А ведь он тоже лишнего принял, — дошло до меня. Ему-то уже под семьдесят, мне только все кажется, что он все такой же бодрый, а годы идут, здоровья не прибывает.
— Разрешите выполнять, командир? — спрашиваю наивежливейшим голосом, беря мертвой хваткой Ицхака за руку. Он покорно встал.
— Давай, — тоном ниже говорит она. — И не задерживайся…
— А вот, как насчет новой жизни, — говорит Ицхак уже за дверью, пытаясь прикурить очередную сигарету, — когда женишься?
— А это кому как, — отвечаю, прикрывая горящую спичку от ветра. — Одним поворот, другим нет. Если бы Анна меня гнала в какой-нибудь архитектурный или археологический, или пилила с утра до вечера, что мало денег приношу — тогда могла бы начаться новая жизнь. А так, встал я на рельсы и ту-ту, проезжая мимо подобрал будущую жену и поехали дальше вместе. Я ж ее не в Вашингтоне, который не город, а штат, обнаружил, а в собственном взводе.

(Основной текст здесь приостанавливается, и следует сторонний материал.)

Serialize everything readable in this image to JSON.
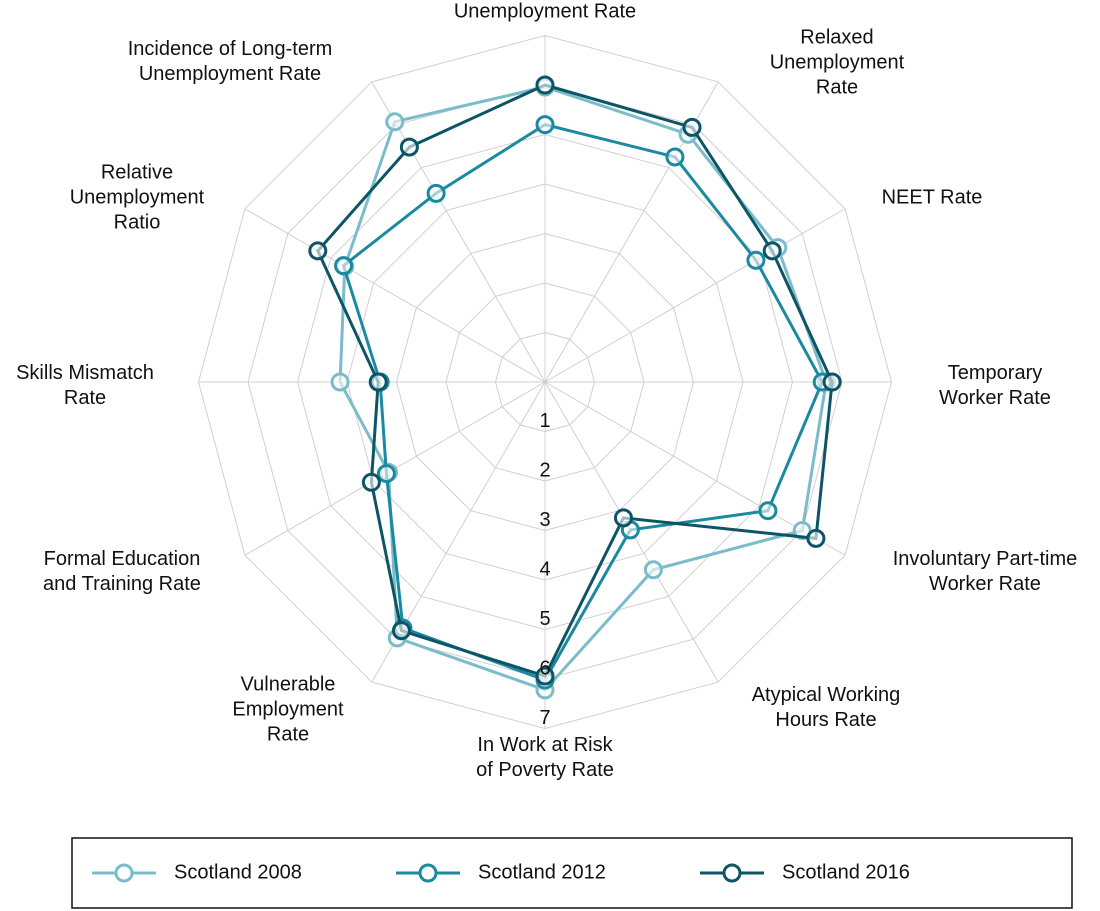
{
  "chart_data": {
    "type": "radar",
    "categories": [
      [
        "Unemployment Rate"
      ],
      [
        "Relaxed",
        "Unemployment",
        "Rate"
      ],
      [
        "NEET Rate"
      ],
      [
        "Temporary",
        "Worker Rate"
      ],
      [
        "Involuntary Part-time",
        "Worker Rate"
      ],
      [
        "Atypical Working",
        "Hours Rate"
      ],
      [
        "In Work at Risk",
        "of Poverty Rate"
      ],
      [
        "Vulnerable",
        "Employment",
        "Rate"
      ],
      [
        "Formal Education",
        "and Training Rate"
      ],
      [
        "Skills Mismatch",
        "Rate"
      ],
      [
        "Relative",
        "Unemployment",
        "Ratio"
      ],
      [
        "Incidence of Long-term",
        "Unemployment Rate"
      ]
    ],
    "series": [
      {
        "name": "Scotland 2008",
        "color": "#7bbccb",
        "values": [
          5.96,
          5.78,
          5.43,
          5.68,
          6.0,
          4.38,
          6.22,
          5.97,
          3.65,
          4.14,
          4.67,
          6.07
        ]
      },
      {
        "name": "Scotland 2012",
        "color": "#1a8aa0",
        "values": [
          5.2,
          5.25,
          4.92,
          5.6,
          5.2,
          3.45,
          6.02,
          5.74,
          3.7,
          3.33,
          4.7,
          4.4
        ]
      },
      {
        "name": "Scotland 2016",
        "color": "#0d5566",
        "values": [
          6.0,
          5.94,
          5.3,
          5.8,
          6.32,
          3.17,
          5.94,
          5.8,
          4.05,
          3.37,
          5.3,
          5.48
        ]
      }
    ],
    "ylim": [
      0,
      7
    ],
    "yticks": [
      1,
      2,
      3,
      4,
      5,
      6,
      7
    ],
    "grid": true,
    "legend": "bottom"
  }
}
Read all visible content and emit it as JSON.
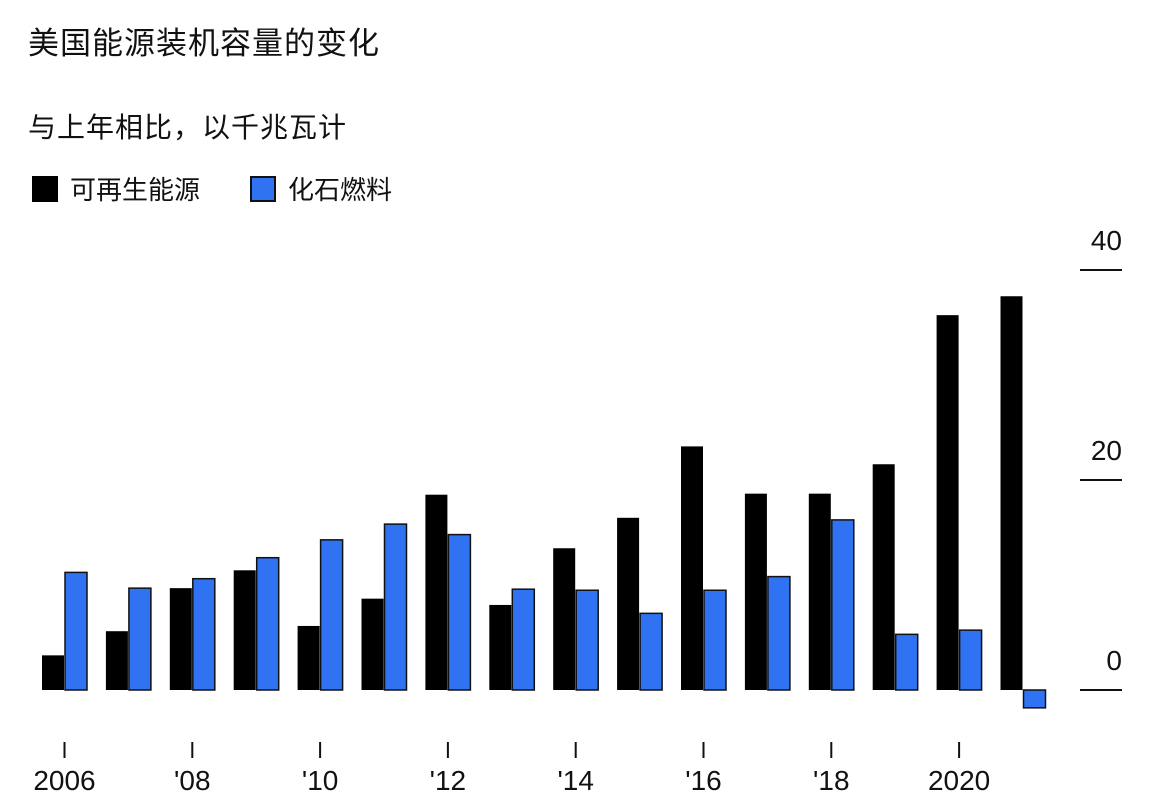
{
  "title": "美国能源装机容量的变化",
  "subtitle": "与上年相比，以千兆瓦计",
  "legend": {
    "renewable": "可再生能源",
    "fossil": "化石燃料"
  },
  "colors": {
    "renewable": "#000000",
    "fossil": "#2f73f2",
    "text": "#111111"
  },
  "chart_data": {
    "type": "bar",
    "title": "美国能源装机容量的变化",
    "subtitle": "与上年相比，以千兆瓦计",
    "categories": [
      "2006",
      "2007",
      "2008",
      "2009",
      "2010",
      "2011",
      "2012",
      "2013",
      "2014",
      "2015",
      "2016",
      "2017",
      "2018",
      "2019",
      "2020",
      "2021"
    ],
    "x_tick_labels": [
      {
        "category": "2006",
        "label": "2006"
      },
      {
        "category": "2008",
        "label": "'08"
      },
      {
        "category": "2010",
        "label": "'10"
      },
      {
        "category": "2012",
        "label": "'12"
      },
      {
        "category": "2014",
        "label": "'14"
      },
      {
        "category": "2016",
        "label": "'16"
      },
      {
        "category": "2018",
        "label": "'18"
      },
      {
        "category": "2020",
        "label": "2020"
      }
    ],
    "series": [
      {
        "name": "可再生能源",
        "values": [
          3.3,
          5.6,
          9.7,
          11.4,
          6.1,
          8.7,
          18.6,
          8.1,
          13.5,
          16.4,
          23.2,
          18.7,
          18.7,
          21.5,
          35.7,
          37.5
        ]
      },
      {
        "name": "化石燃料",
        "values": [
          11.2,
          9.7,
          10.6,
          12.6,
          14.3,
          15.8,
          14.8,
          9.6,
          9.5,
          7.3,
          9.5,
          10.8,
          16.2,
          5.3,
          5.7,
          -1.7
        ]
      }
    ],
    "y_ticks": [
      0,
      20,
      40
    ],
    "ylim": [
      -4,
      43
    ],
    "y_axis_position": "right",
    "grid": false,
    "legend_position": "top-left"
  }
}
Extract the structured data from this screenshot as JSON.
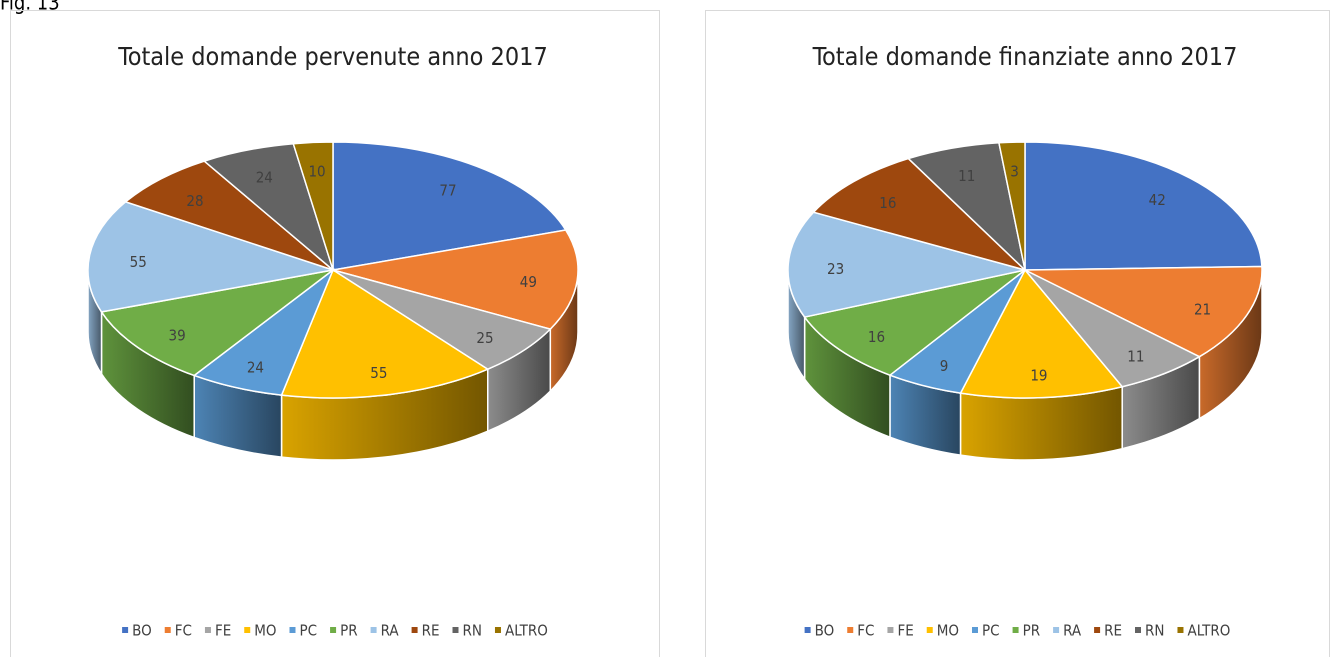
{
  "caption": "Fig. 13",
  "chart_data": [
    {
      "type": "pie",
      "title": "Totale domande pervenute anno 2017",
      "categories": [
        "BO",
        "FC",
        "FE",
        "MO",
        "PC",
        "PR",
        "RA",
        "RE",
        "RN",
        "ALTRO"
      ],
      "values": [
        77,
        49,
        25,
        55,
        24,
        39,
        55,
        28,
        24,
        10
      ],
      "colors": [
        "#4472c4",
        "#ed7d31",
        "#a5a5a5",
        "#ffc000",
        "#5b9bd5",
        "#70ad47",
        "#9dc3e6",
        "#9e480e",
        "#636363",
        "#997300"
      ],
      "legend": "bottom"
    },
    {
      "type": "pie",
      "title": "Totale domande finanziate anno 2017",
      "categories": [
        "BO",
        "FC",
        "FE",
        "MO",
        "PC",
        "PR",
        "RA",
        "RE",
        "RN",
        "ALTRO"
      ],
      "values": [
        42,
        21,
        11,
        19,
        9,
        16,
        23,
        16,
        11,
        3
      ],
      "colors": [
        "#4472c4",
        "#ed7d31",
        "#a5a5a5",
        "#ffc000",
        "#5b9bd5",
        "#70ad47",
        "#9dc3e6",
        "#9e480e",
        "#636363",
        "#997300"
      ],
      "legend": "bottom"
    }
  ]
}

— То есть могла быть и другая?
— Могла, не могла… Какая разница. Есть то, что есть. Не английская королева, но ничуть не хуже. Мне.
Слушай, у тебя, что, нога болит? Как-то странно идешь.
— Э, Цви, — отмахиваясь говорит он. — В моем возрасте, если встаешь с утра, и ничего не болит — значит, уже умер. Живи, пока живется, и радуйся. Когда тут, — он показал на бок, — или тут, — ткнул в живот, — начинает ныть старая дырка, всякие мелочи вроде головной боли и натертых ног сразу перестают волновать. Ты вот счастливчик, ничего всерьез не надо было штопать. Тебе еще долго не понять. Давно уже пенсионный возраст подошел. Пора начинать ходить по врачам. Пока я направлял, что делать, на такие мелочи, как возраст, окружающие внимания не обращали, а теперь на заводе меня уже и не особо спрашивают. Дорога ясна — расширяйся и старайся, чтобы конкуренты не догнали и в зад не вцепились. Уже нацелились за границей филиал открыть. Ты представляешь, кибуцники и имеют свой собственный завод, где одни наемные рабочие…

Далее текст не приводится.